Hosier captured hundreds of images of all kinds of units performing all kinds of duties during the war and they're on display with captions written by Hosier.
Hosier said the photos came to be on display as he worked through his own PTSD and two kinds of cancer that the war left him.
That journey eventually took him to the University of Hawaii, where he got a doctorate in Asian studies and eventually got a grant to live with his wife, Mary, and their seven children, in Vietnam. Hosier said when he told his wife he wanted to go back, she told him that he brought PTSD home and they were all going to Vietnam to heal as a family.
Hosier said he worked on POW-MIA recovery, a peace park for the U.S. and Vietnam and also on a clinic for grandchildren of American GI s in Vietnam.
"You can't seek forgiveness unless you're ready to give it," Hosier said of his journey.
But perhaps his most touching story is of meeting the man who killed half of his unit. The man saw Hosier's unit patch and told him he knew him. Hosier asked how that could be. They talked and it turned out that they were leading the squads on the opposite sides of the battle that wiped out half of his squad.
"I met the man who led the Vietnamese scout platoon against my unit and we became dear friends," Hosier said. "He ran the equivalent of a long-range recon platoon. We literally killed each other's comrades."
He said he found out the man had PTSD.
"I said, 'How can he have PTSD, they won the war.'" But he learned his former enemy was saying "How can he have PTSD, they live in the greatest country in the world."
Hosier said he learned the extent of his new friend's affliction at a restaurant. Unbeknownst to Hosier, the ceiling fan had turned on. The man was sweating and almost huddling in a corner when Hosier asked him what was wrong. He pointed to the ceiling fan and said "whup, whup, whup."
Hosier said he didn't know the guys in the photos he took, but he's identified about 20 of them positively since the exhibit went from a single table that visited schools in 1992 to what it is today.

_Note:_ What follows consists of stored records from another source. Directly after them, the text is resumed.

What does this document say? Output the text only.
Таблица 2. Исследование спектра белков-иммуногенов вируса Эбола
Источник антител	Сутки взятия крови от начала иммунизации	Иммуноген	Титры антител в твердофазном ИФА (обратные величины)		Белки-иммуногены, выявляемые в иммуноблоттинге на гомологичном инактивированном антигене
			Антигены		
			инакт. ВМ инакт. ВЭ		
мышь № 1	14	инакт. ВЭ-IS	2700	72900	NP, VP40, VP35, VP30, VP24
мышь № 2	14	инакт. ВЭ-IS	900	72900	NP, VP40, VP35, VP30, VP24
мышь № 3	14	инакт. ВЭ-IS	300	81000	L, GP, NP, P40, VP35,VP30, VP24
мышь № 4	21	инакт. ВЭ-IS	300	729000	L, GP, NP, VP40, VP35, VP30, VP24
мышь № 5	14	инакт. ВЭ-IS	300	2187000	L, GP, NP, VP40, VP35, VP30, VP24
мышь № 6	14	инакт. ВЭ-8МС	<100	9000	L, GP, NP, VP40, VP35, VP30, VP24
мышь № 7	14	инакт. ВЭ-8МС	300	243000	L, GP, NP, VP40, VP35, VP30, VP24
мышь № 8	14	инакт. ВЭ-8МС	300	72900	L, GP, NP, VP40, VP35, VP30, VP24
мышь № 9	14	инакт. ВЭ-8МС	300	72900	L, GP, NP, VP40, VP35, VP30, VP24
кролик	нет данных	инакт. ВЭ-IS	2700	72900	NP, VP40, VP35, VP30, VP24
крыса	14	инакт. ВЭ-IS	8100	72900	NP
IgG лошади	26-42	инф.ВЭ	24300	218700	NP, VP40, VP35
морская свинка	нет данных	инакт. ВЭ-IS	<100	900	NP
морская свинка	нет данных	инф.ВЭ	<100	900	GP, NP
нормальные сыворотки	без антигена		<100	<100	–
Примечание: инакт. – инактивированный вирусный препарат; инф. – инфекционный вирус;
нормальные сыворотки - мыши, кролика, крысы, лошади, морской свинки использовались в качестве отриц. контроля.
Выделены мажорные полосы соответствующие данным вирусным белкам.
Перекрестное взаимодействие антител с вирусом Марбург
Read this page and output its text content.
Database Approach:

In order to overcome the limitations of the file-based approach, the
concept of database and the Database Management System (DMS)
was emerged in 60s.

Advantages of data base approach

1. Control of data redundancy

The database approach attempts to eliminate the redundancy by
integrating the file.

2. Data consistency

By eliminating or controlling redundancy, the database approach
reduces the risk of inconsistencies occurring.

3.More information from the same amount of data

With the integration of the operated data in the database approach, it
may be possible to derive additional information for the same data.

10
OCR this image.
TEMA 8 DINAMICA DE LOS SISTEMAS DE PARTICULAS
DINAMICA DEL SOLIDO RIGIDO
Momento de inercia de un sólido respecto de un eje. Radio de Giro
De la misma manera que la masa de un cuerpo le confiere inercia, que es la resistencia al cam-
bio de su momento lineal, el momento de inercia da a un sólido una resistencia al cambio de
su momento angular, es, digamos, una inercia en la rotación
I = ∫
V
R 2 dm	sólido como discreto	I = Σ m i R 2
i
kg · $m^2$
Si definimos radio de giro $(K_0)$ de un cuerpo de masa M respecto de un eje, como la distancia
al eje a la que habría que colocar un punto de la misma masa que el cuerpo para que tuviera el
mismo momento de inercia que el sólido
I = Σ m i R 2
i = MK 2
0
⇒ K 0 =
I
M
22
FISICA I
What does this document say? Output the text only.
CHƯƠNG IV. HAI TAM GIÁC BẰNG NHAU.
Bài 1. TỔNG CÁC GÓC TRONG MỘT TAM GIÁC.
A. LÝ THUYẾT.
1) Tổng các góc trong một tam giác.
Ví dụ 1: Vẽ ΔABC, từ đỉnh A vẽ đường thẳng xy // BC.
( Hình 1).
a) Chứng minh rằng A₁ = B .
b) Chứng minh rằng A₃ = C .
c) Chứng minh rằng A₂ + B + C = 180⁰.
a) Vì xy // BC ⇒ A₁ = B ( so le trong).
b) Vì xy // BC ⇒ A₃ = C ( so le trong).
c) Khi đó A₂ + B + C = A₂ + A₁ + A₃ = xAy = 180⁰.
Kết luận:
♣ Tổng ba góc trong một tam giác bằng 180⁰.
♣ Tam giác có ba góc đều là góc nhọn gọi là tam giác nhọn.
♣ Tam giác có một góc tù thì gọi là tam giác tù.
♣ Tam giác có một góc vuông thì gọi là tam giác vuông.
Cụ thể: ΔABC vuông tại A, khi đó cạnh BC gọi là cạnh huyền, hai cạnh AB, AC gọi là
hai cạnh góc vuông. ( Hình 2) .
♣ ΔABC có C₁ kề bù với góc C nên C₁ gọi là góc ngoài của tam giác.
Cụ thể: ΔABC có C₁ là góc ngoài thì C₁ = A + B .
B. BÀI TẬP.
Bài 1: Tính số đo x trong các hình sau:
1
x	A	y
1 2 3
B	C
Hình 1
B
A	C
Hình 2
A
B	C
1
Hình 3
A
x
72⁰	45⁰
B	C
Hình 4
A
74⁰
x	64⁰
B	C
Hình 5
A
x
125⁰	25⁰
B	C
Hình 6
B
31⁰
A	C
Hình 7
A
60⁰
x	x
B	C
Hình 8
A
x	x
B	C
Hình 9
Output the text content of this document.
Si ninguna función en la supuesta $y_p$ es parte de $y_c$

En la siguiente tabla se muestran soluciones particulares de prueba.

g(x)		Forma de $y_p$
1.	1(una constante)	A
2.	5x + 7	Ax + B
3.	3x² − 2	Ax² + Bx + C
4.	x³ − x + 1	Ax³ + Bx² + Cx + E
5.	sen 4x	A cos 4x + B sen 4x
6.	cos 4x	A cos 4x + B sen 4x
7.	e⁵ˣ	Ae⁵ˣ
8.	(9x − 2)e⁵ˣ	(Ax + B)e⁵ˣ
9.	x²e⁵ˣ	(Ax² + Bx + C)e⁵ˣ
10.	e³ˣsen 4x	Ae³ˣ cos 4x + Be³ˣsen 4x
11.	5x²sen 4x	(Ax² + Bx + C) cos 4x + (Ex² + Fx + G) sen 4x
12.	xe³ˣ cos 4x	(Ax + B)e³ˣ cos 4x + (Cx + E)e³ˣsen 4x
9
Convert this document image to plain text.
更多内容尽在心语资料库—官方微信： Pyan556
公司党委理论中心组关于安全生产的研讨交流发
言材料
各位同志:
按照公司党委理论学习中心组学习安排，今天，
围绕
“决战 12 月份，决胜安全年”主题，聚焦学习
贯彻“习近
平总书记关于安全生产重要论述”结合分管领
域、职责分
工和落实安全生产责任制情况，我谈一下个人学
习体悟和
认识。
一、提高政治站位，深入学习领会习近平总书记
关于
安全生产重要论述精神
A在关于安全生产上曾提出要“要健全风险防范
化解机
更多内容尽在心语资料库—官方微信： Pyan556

Perhaps the most humorous story took place in Texas, where Hosier noticed a man looking at a photograph he had taken of three GI s watching Nancy Sinatra perform at a Bob Hope show.
The man came back later with three other men and they were looking at the photo. As it turned out, the three men in the photo were AWOL so they could see the show. When they got back to their unit their CO asked them where they had been. They told him that they had gone to the Bob Hope show. He didn't believe them and docked them each $100 pay and put them on disciplinary detail.
Well, when one of the men in the photo saw it, he called his two war buddies and told them about it. They paid to have their commanding officer flown in then blindfolded him and took him to the photo. They took off his blindfold and demanded $300 from him.
Not all the stories are so humorous, though, but Hosier believes they need to be told. He encourages veterans to share their stories.
"We came home different," Hosier said. "A lot of us were angry about the protests, but we kept our mouths shut. We didn't share those moments that caused us immense pain and immense pride."
Budde Reed, who helped bring the traveling wall to town and helped Hosier set up on Tuesday said he got a little emotional working on the exhibit.
"This whole day has been special," Reed said. "Just to see groups of guys who don't know each other come together and work. It's like when we were over there. We didn't like what the government was doing but we couldn't do anything about it but what we could do was come together for a common cause."
Added Hosier, "We went off to war to fight for freedom and our country and against communism, but when we got there we fought for each other."
Hosier said his exhibit is just trying to capture some of that.